Having been at the GRC Dreamzone event in Paris, I have been at the forefront of the futuristic thinking in terms of Security and GRC related themes. With an eye on the future, many of the traditional principles have been brought into question, including least privilege access.
As implementation partners, we are often attempting to bridge the gap between technical solution and business challenge. In order to build an appropriate security solution, we appreciate that it requires knowledge of the business but also requires technologists to translate that into an effective solution design.

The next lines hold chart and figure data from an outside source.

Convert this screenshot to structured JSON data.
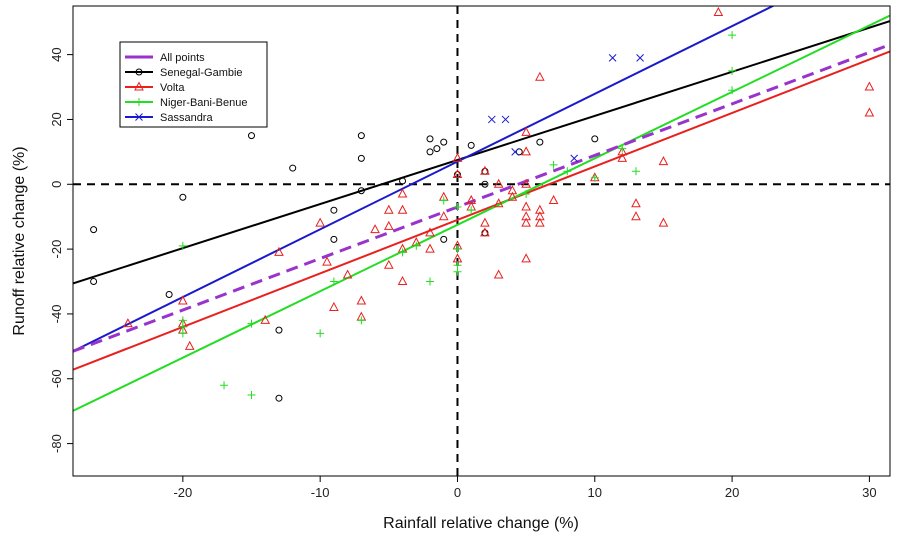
{
  "chart_data": {
    "type": "scatter",
    "title": "",
    "xlabel": "Rainfall relative change (%)",
    "ylabel": "Runoff relative change (%)",
    "xlim": [
      -28,
      31.5
    ],
    "ylim": [
      -90,
      55
    ],
    "xticks": [
      -20,
      -10,
      0,
      10,
      20,
      30
    ],
    "yticks": [
      -80,
      -60,
      -40,
      -20,
      0,
      20,
      40
    ],
    "grid": false,
    "legend_position": "top-left",
    "reference_lines": [
      {
        "orientation": "vertical",
        "value": 0,
        "style": "dashed",
        "color": "#000000"
      },
      {
        "orientation": "horizontal",
        "value": 0,
        "style": "dashed",
        "color": "#000000"
      }
    ],
    "fit_lines": [
      {
        "name": "All points",
        "color": "#9933cc",
        "style": "dashed",
        "x_range": [
          -28,
          31.5
        ],
        "slope": 1.59,
        "intercept": -7
      },
      {
        "name": "Senegal-Gambie",
        "color": "#000000",
        "style": "solid",
        "x_range": [
          -28,
          31.5
        ],
        "slope": 1.36,
        "intercept": 7.5
      },
      {
        "name": "Volta",
        "color": "#e8201e",
        "style": "solid",
        "x_range": [
          -28,
          31.5
        ],
        "slope": 1.65,
        "intercept": -11
      },
      {
        "name": "Niger-Bani-Benue",
        "color": "#22dd22",
        "style": "solid",
        "x_range": [
          -28,
          31.5
        ],
        "slope": 2.05,
        "intercept": -12.5
      },
      {
        "name": "Sassandra",
        "color": "#1a1acc",
        "style": "solid",
        "x_range": [
          -28,
          23.5
        ],
        "slope": 2.09,
        "intercept": 7
      }
    ],
    "series": [
      {
        "name": "Senegal-Gambie",
        "marker": "circle",
        "color": "#000000",
        "x": [
          -26.5,
          -26.5,
          -21,
          -20,
          -15,
          -13,
          -13,
          -12,
          -9,
          -9,
          -7,
          -7,
          -7,
          -4,
          -2,
          -2,
          -1.5,
          -1,
          -1,
          0,
          1,
          2,
          2,
          2,
          4.5,
          6,
          10
        ],
        "y": [
          -14,
          -30,
          -34,
          -4,
          15,
          -45,
          -66,
          5,
          -8,
          -17,
          15,
          8,
          -2,
          1,
          14,
          10,
          11,
          13,
          -17,
          3,
          12,
          4,
          0,
          -15,
          10,
          13,
          14
        ]
      },
      {
        "name": "Volta",
        "marker": "triangle",
        "color": "#e8201e",
        "x": [
          -24,
          -20,
          -20,
          -20,
          -19.5,
          -14,
          -13,
          -10,
          -9.5,
          -9,
          -8,
          -7,
          -7,
          -6,
          -5,
          -5,
          -5,
          -4,
          -4,
          -4,
          -4,
          -3,
          -2,
          -2,
          -1,
          -1,
          0,
          0,
          0,
          0,
          1,
          1,
          2,
          2,
          2,
          3,
          3,
          3,
          4,
          4,
          5,
          5,
          5,
          5,
          5,
          5,
          5,
          6,
          6,
          6,
          6,
          7,
          10,
          12,
          12,
          13,
          13,
          15,
          15,
          19,
          30,
          30
        ],
        "y": [
          -43,
          -43,
          -36,
          -45,
          -50,
          -42,
          -21,
          -12,
          -24,
          -38,
          -28,
          -36,
          -41,
          -14,
          -8,
          -13,
          -25,
          -3,
          -8,
          -20,
          -30,
          -18,
          -15,
          -20,
          -4,
          -10,
          8,
          3,
          -19,
          -23,
          -5,
          -7,
          -12,
          -15,
          4,
          0,
          -6,
          -28,
          -2,
          -4,
          0,
          -7,
          -10,
          -12,
          -23,
          16,
          10,
          -8,
          -10,
          -12,
          33,
          -5,
          2,
          8,
          10,
          -6,
          -10,
          -12,
          7,
          53,
          30,
          22
        ]
      },
      {
        "name": "Niger-Bani-Benue",
        "marker": "plus",
        "color": "#22dd22",
        "x": [
          -20,
          -20,
          -20,
          -20,
          -17,
          -15,
          -15,
          -10,
          -9,
          -7,
          -4,
          -3,
          -2,
          -1,
          0,
          0,
          0,
          0,
          1,
          5,
          7,
          8,
          10,
          12,
          13,
          20,
          20,
          20
        ],
        "y": [
          -19,
          -42,
          -46,
          -44,
          -62,
          -65,
          -43,
          -46,
          -30,
          -42,
          -21,
          -19,
          -30,
          -5,
          -20,
          -25,
          -27,
          -7,
          -8,
          -3,
          6,
          4,
          2,
          11,
          4,
          46,
          35,
          29
        ]
      },
      {
        "name": "Sassandra",
        "marker": "x",
        "color": "#1a1acc",
        "x": [
          2.5,
          3.5,
          4.2,
          8.5,
          11.3,
          13.3
        ],
        "y": [
          20,
          20,
          10,
          8,
          39,
          39
        ]
      }
    ]
  }
}
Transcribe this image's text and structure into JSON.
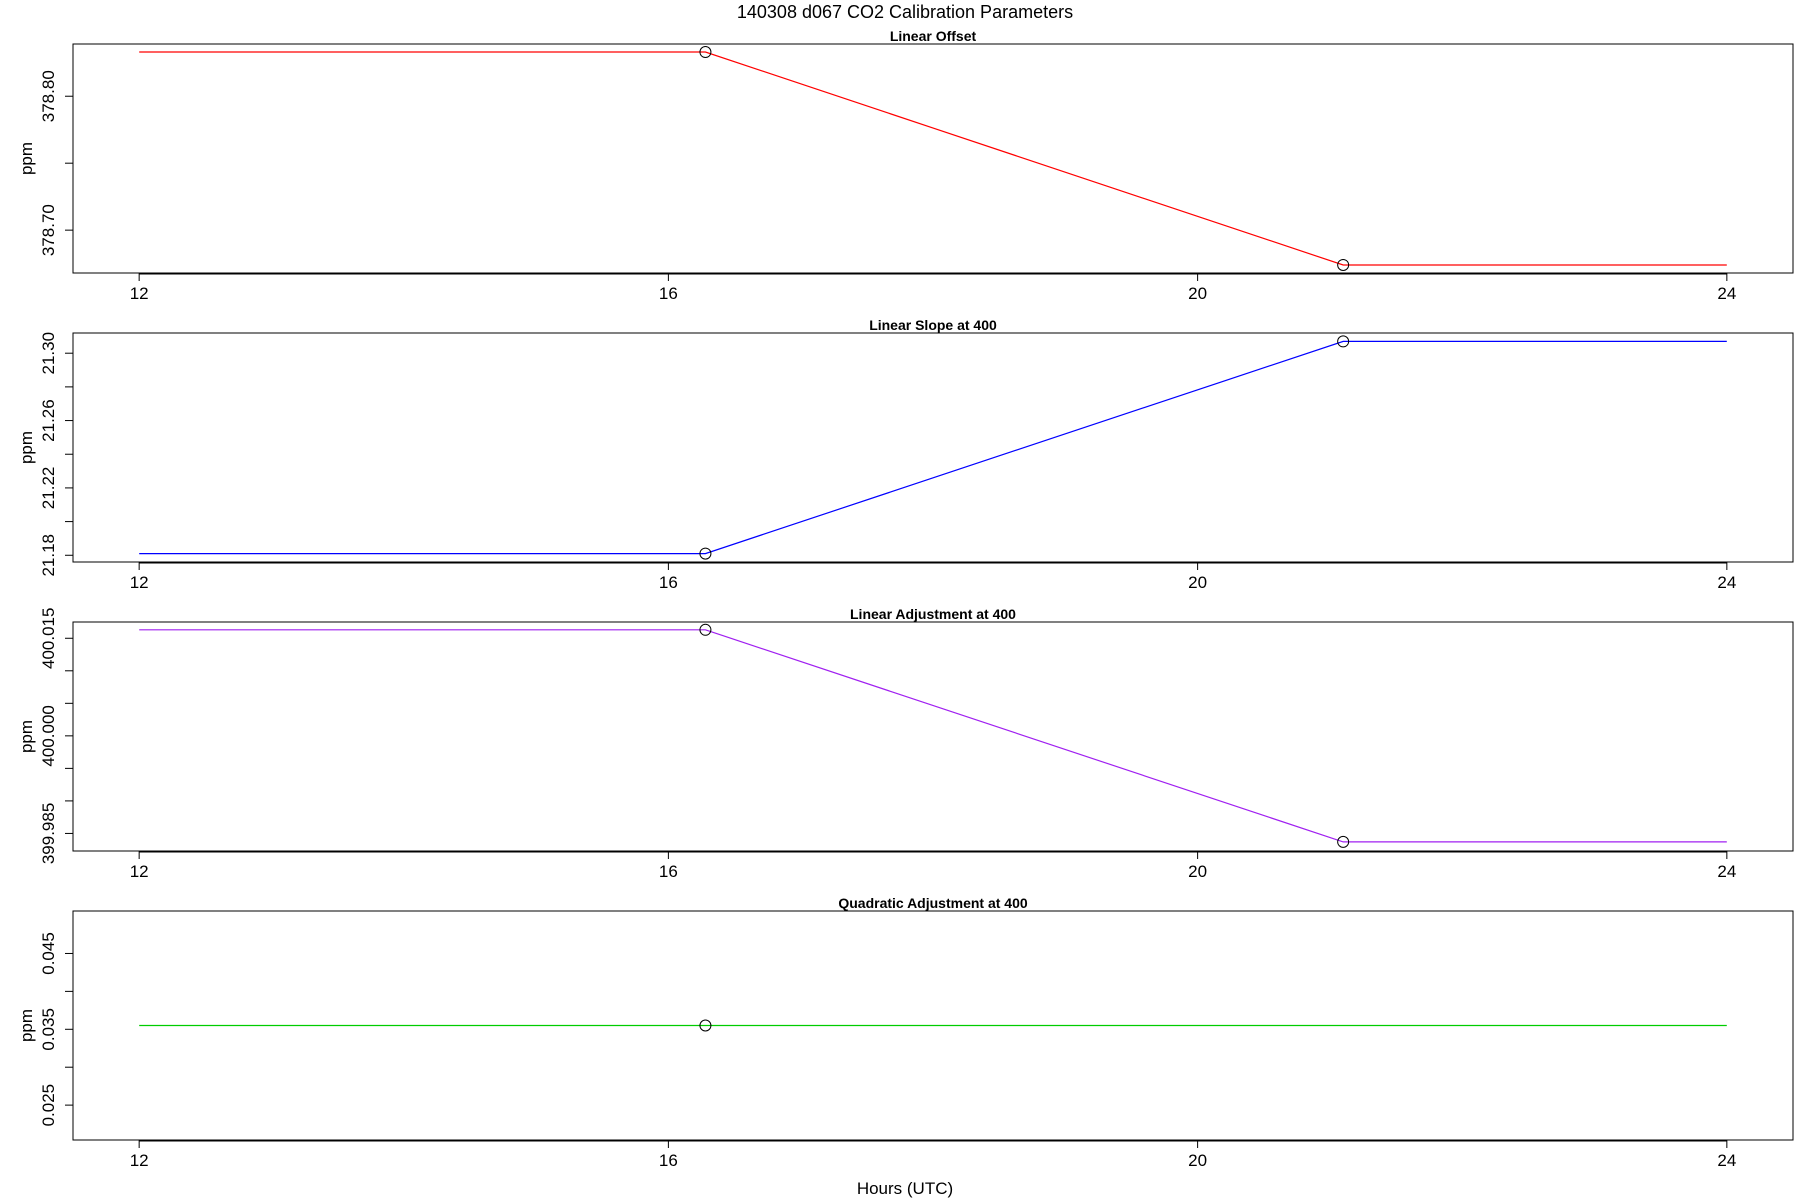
{
  "title": "140308   d067   CO2 Calibration Parameters",
  "xlabel": "Hours (UTC)",
  "chart_data": [
    {
      "type": "line",
      "title": "Linear Offset",
      "ylabel": "ppm",
      "color": "#ff0000",
      "xlim": [
        11.5,
        24.5
      ],
      "ylim": [
        378.668,
        378.839
      ],
      "xticks": [
        12,
        16,
        20,
        24
      ],
      "yticks": [
        378.7,
        378.75,
        378.8
      ],
      "ytick_labels": [
        "378.70",
        "",
        "378.80"
      ],
      "series": [
        {
          "x": [
            12,
            16.28,
            21.1,
            24
          ],
          "y": [
            378.833,
            378.833,
            378.674,
            378.674
          ],
          "markers": [
            16.28,
            21.1
          ]
        }
      ]
    },
    {
      "type": "line",
      "title": "Linear Slope at 400",
      "ylabel": "ppm",
      "color": "#0000ff",
      "xlim": [
        11.5,
        24.5
      ],
      "ylim": [
        21.176,
        21.312
      ],
      "xticks": [
        12,
        16,
        20,
        24
      ],
      "yticks": [
        21.18,
        21.2,
        21.22,
        21.24,
        21.26,
        21.28,
        21.3
      ],
      "ytick_labels": [
        "21.18",
        "",
        "21.22",
        "",
        "21.26",
        "",
        "21.30"
      ],
      "series": [
        {
          "x": [
            12,
            16.28,
            21.1,
            24
          ],
          "y": [
            21.181,
            21.181,
            21.307,
            21.307
          ],
          "markers": [
            16.28,
            21.1
          ]
        }
      ]
    },
    {
      "type": "line",
      "title": "Linear Adjustment at 400",
      "ylabel": "ppm",
      "color": "#a020f0",
      "xlim": [
        11.5,
        24.5
      ],
      "ylim": [
        399.9823,
        400.0175
      ],
      "xticks": [
        12,
        16,
        20,
        24
      ],
      "yticks": [
        399.985,
        399.99,
        399.995,
        400.0,
        400.005,
        400.01,
        400.015
      ],
      "ytick_labels": [
        "399.985",
        "",
        "",
        "400.000",
        "",
        "",
        "400.015"
      ],
      "series": [
        {
          "x": [
            12,
            16.28,
            21.1,
            24
          ],
          "y": [
            400.0163,
            400.0163,
            399.9837,
            399.9837
          ],
          "markers": [
            16.28,
            21.1
          ]
        }
      ]
    },
    {
      "type": "line",
      "title": "Quadratic Adjustment at 400",
      "ylabel": "ppm",
      "color": "#00cd00",
      "xlim": [
        11.5,
        24.5
      ],
      "ylim": [
        0.0204,
        0.0506
      ],
      "xticks": [
        12,
        16,
        20,
        24
      ],
      "yticks": [
        0.025,
        0.03,
        0.035,
        0.04,
        0.045
      ],
      "ytick_labels": [
        "0.025",
        "",
        "0.035",
        "",
        "0.045"
      ],
      "series": [
        {
          "x": [
            12,
            24
          ],
          "y": [
            0.0355,
            0.0355
          ],
          "markers": [
            16.28
          ]
        }
      ]
    }
  ]
}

That can lead to a “lost in translation” scenario where a beautifully elegant solution may not fit the business risk requirements, can be ruined by poor business decisions or rendered outdated as the business evolves. This is especially true if the security is designed on the least privilege principles as the authorisations are deliberately intended to provide just enough access but no more. This means that your business approvers must also understand that and make good decisions accordingly, which often proves a challenge especially if they do not fully understand the technical design.
Given that applications are no longer isolated but are integrated and combined to form a patchwork quilt of application and access, perhaps it’s time to remove the constraint from the technical aspects and re-focus on empowering the business to make appropriate risk based decisions?
If the business requirements change, do we really want to have a time-consuming change request process to make changes to the building blocks of authorisation through a technical team, and have that repeated across all impacted applications? Why not have authorisations updated based upon business understanding of the potential risk or better yet, dynamically, based upon user information or situations e.g. change of operational unit, assignment of project or travel requirements / location?
The major challenge here is defining an authoritative source for that user information. If you are to place reliance on this data, it will need to be full, accurate and timely. Many organisations have tried it with both active directory and HR based data sources and it always proves problematic but if we can overcome that information management challenge, what then?
Perhaps change to a policy based approach that allows “most permissive” rather than “least privilege”. Use policies to allow or deny based upon user attributes automatically. That way, you can reduce the need to manage granular restrictive access authorisations but still retain control through the policy statements or rules.
You can still deny access as a default if required, but reduce the effort in administrating individually restrictive roles down to a granular level that only security technical analysts understand. Place the controls in the hands of the business by allowing them to make the policies (with guidance) in language they understand. If the policies are right and the user source data is complete & accurate enough, authorisations can be assigned dynamically to reduce overheads and still retain the controls over access.